Today, notwithstanding the Obama administration’s continuing appetite for military piddling — airstrikes, commando raids, and advisory missions — few Americans retain any appetite for undertaking further large-scale hostilities in the Islamic world. Fewer still will sign up to follow Hollande in undertaking any new crusade. Their reluctance to do so is understandable and appropriate.

The fact is that United States and its European allies face a perplexing strategic conundrum. Collectively they find themselves locked in a protracted conflict with Islamic radicalism, with ISIS but one manifestation of a much larger phenomenon. Prospects for negotiating an end to that conflict anytime soon appear to be nil. Alas, so too do prospects of winning it.

In this conflict, the West generally appears to enjoy the advantage of clear-cut military superiority. By almost any measure, we are stronger than our adversaries. Our arsenals are bigger, our weapons more sophisticated, our generals better educated in the art of war, our fighters better trained at waging it.

Yet most of this has proven to be irrelevant.
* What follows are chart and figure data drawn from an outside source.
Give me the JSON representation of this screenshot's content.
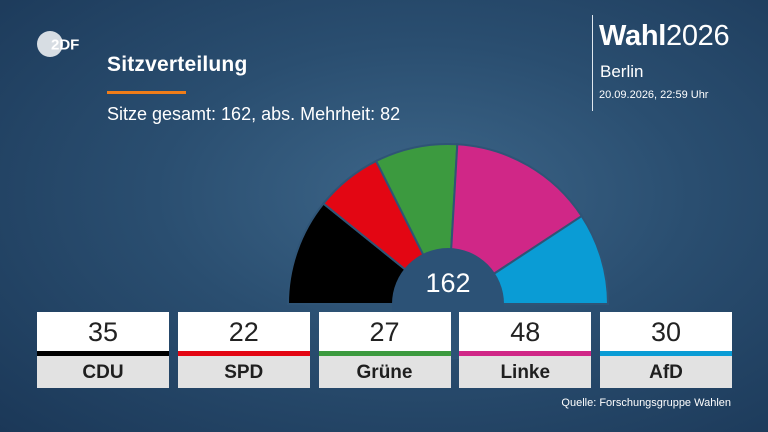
{
  "header": {
    "title": "Sitzverteilung",
    "subtitle": "Sitze gesamt: 162, abs. Mehrheit: 82"
  },
  "brand": {
    "wahl": "Wahl",
    "year": "2026",
    "region": "Berlin",
    "datetime": "20.09.2026, 22:59 Uhr"
  },
  "logo": {
    "text": "2DF",
    "icon": "zdf-logo-icon"
  },
  "chart_data": {
    "type": "pie",
    "variant": "parliament-semicircle",
    "title": "Sitzverteilung",
    "total": 162,
    "total_label": "162",
    "majority": 82,
    "categories": [
      "CDU",
      "SPD",
      "Grüne",
      "Linke",
      "AfD"
    ],
    "values": [
      35,
      22,
      27,
      48,
      30
    ],
    "colors": [
      "#000000",
      "#e30613",
      "#3c9a3f",
      "#d02787",
      "#0a9cd5"
    ]
  },
  "parties": [
    {
      "name": "CDU",
      "seats": "35",
      "color": "#000000"
    },
    {
      "name": "SPD",
      "seats": "22",
      "color": "#e30613"
    },
    {
      "name": "Grüne",
      "seats": "27",
      "color": "#3c9a3f"
    },
    {
      "name": "Linke",
      "seats": "48",
      "color": "#d02787"
    },
    {
      "name": "AfD",
      "seats": "30",
      "color": "#0a9cd5"
    }
  ],
  "footer": {
    "source": "Quelle: Forschungsgruppe Wahlen"
  }
}
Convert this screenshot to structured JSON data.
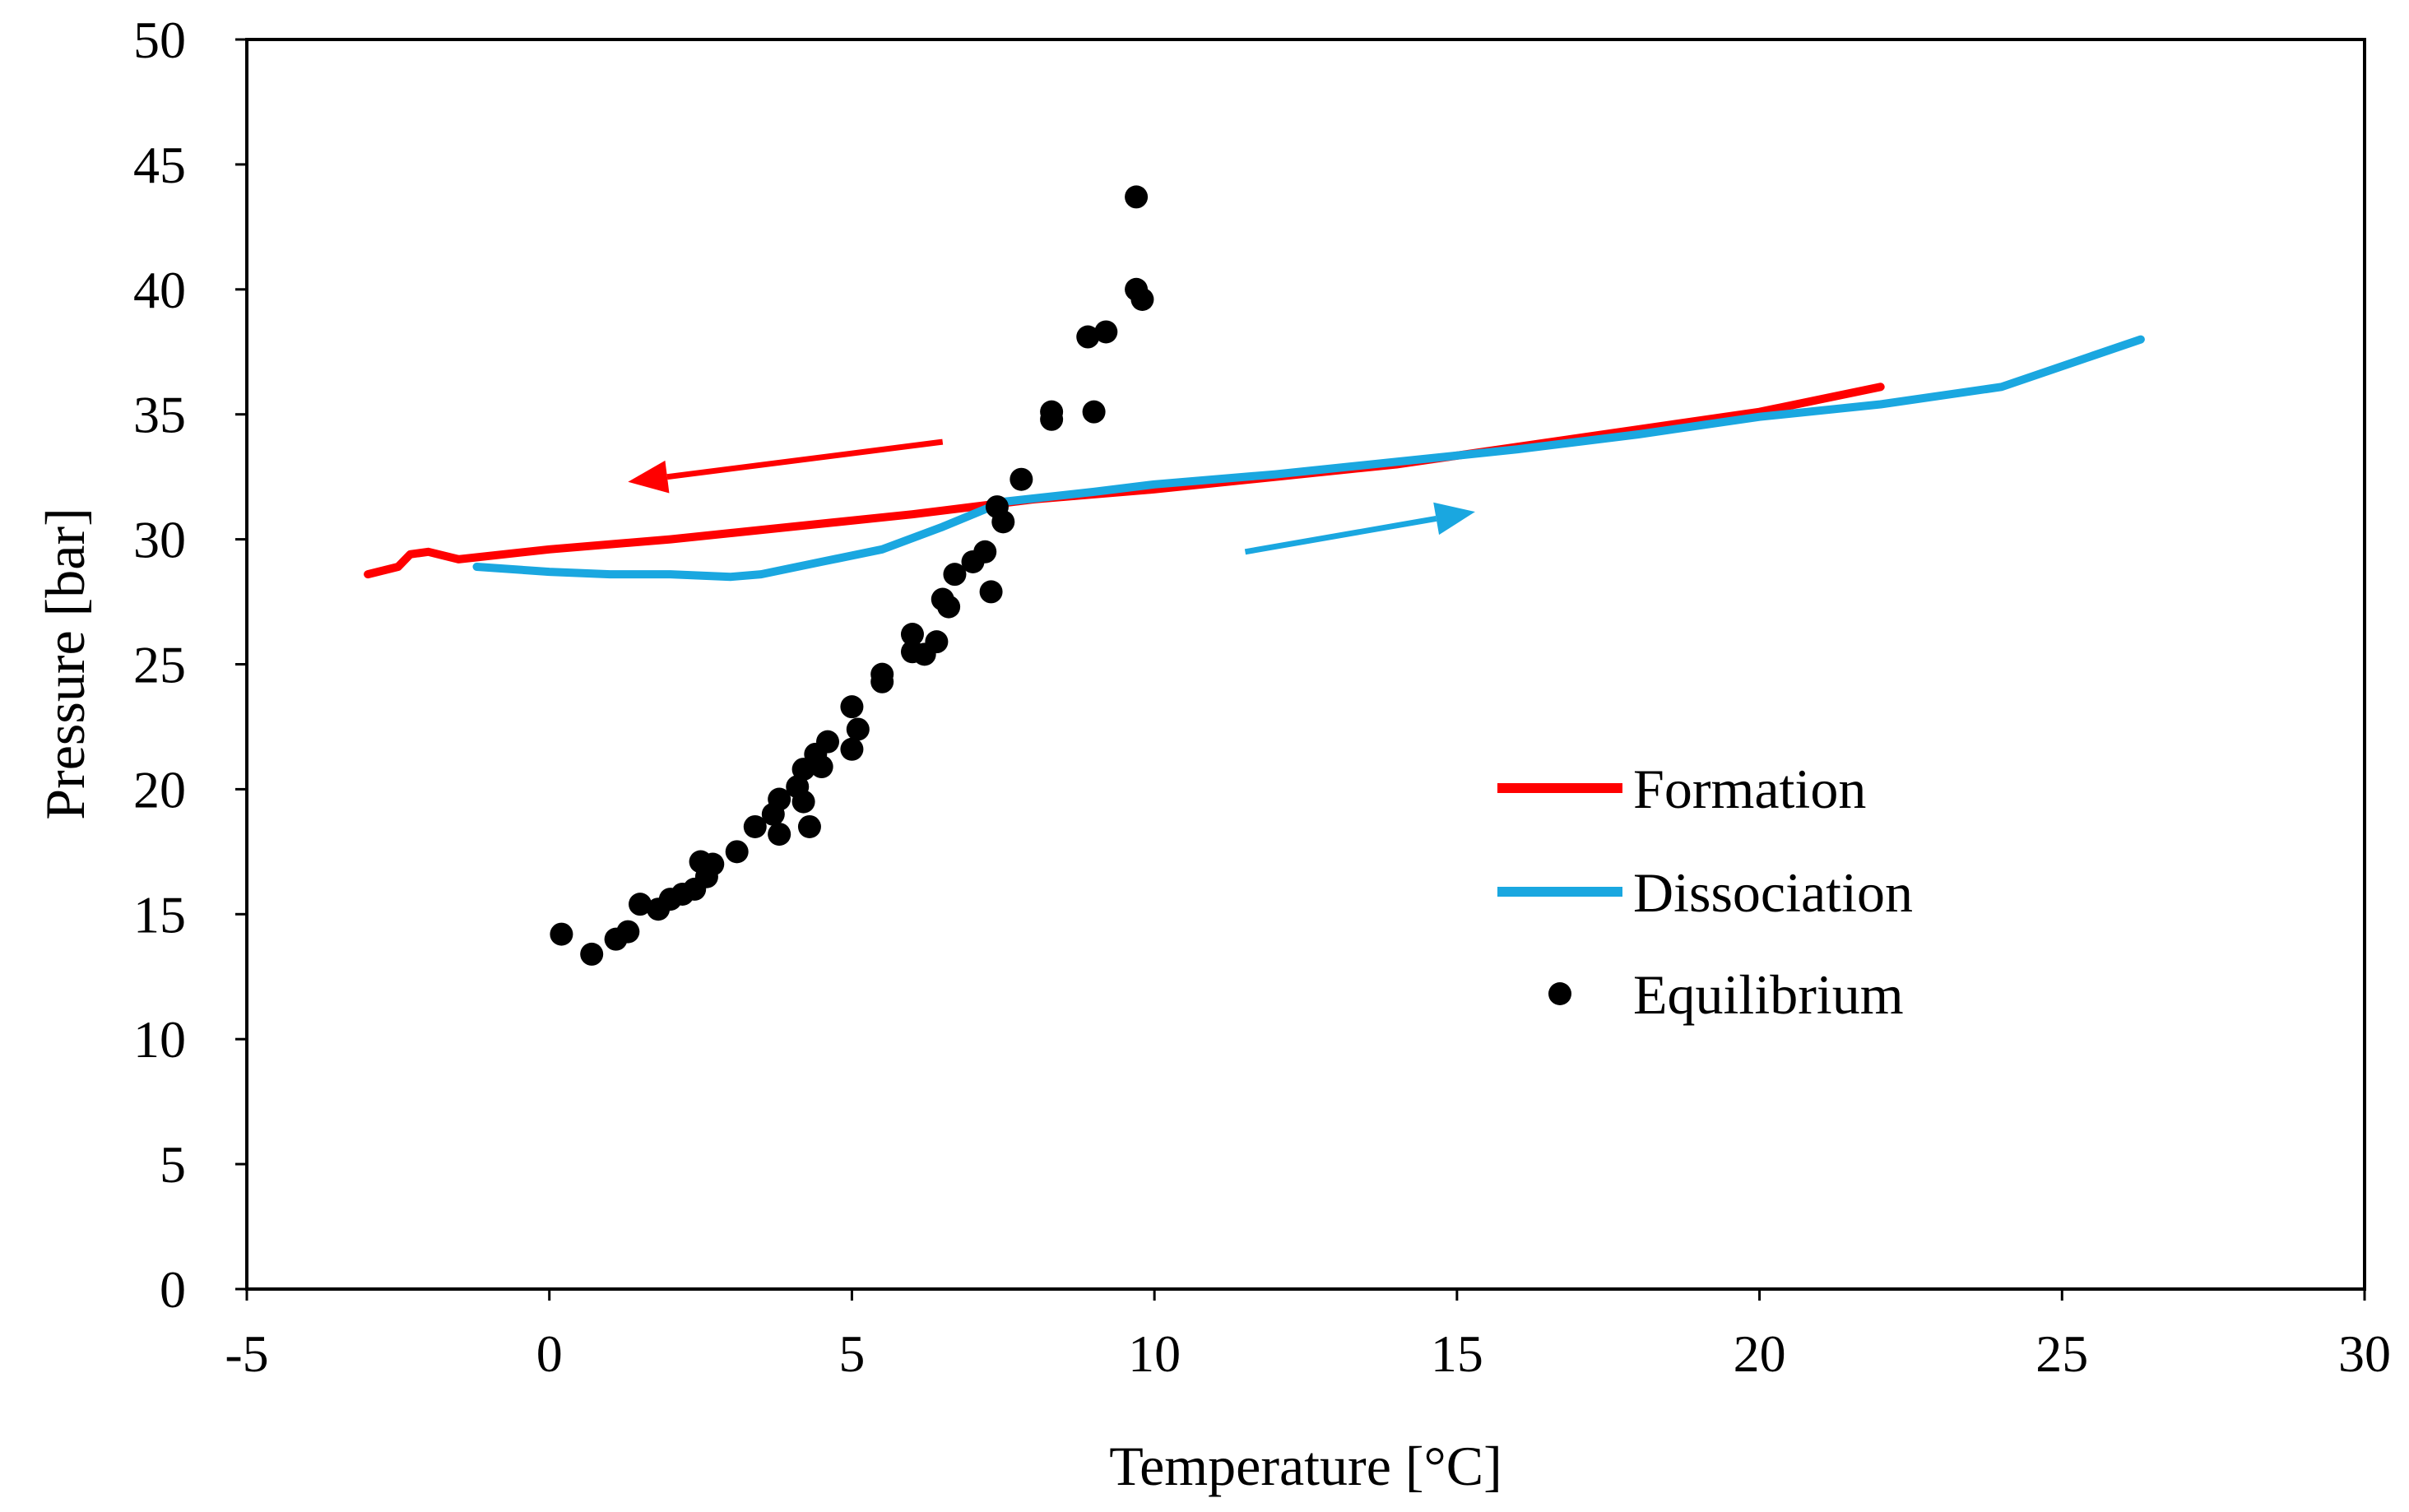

Time and again the actual employment of that ostensibly superior military might has produced results other than those intended or anticipated. Even where armed intervention has achieved a semblance of tactical success — the ousting of some unsavory dictator, for example — it has yielded neither reconciliation nor willing submission nor even sullen compliance. Instead, intervention typically serves to aggravate, inciting further resistance. Rather than putting out the fires of radicalism, we end up feeding them.

In proposing to pour yet more fuel on that fire, Hollande demonstrates a crippling absence of imagination, one that has characterized recent Western statesmanship more generally when it comes to the Islamic world. There, simply trying harder will not suffice as a basis of policy.

It’s past time for the West, and above all for the United States as the West’s primary military power, to consider trying something different.

Rather than assuming an offensive posture, the West should revert to a defensive one. Instead of attempting to impose its will on the Greater Middle East, it should erect barriers to protect itself from the violence emanating from that quarter. Such barriers will necessarily be imperfect, but they will produce greater security at a more affordable cost than is gained by engaging in futile, open-ended armed conflicts. Rather than vainly attempting to police or control, this revised strategy should seek to contain.

Such an approach posits that, confronted with the responsibility to do so, the peoples of the Greater Middle East will prove better equipped to solve their problems than are policy makers back in Washington, London, or Paris. It rejects as presumptuous any claim that the West can untangle problems of vast historical and religious complexity to which Western folly contributed. It rests on this core principle: Do no (further) harm.

Hollande views the tragedy that has befallen Paris as a summons to yet more war. The rest of us would do well to see it as a moment to reexamine the assumptions that have enmeshed the West in a war that it cannot win and should not perpetuate.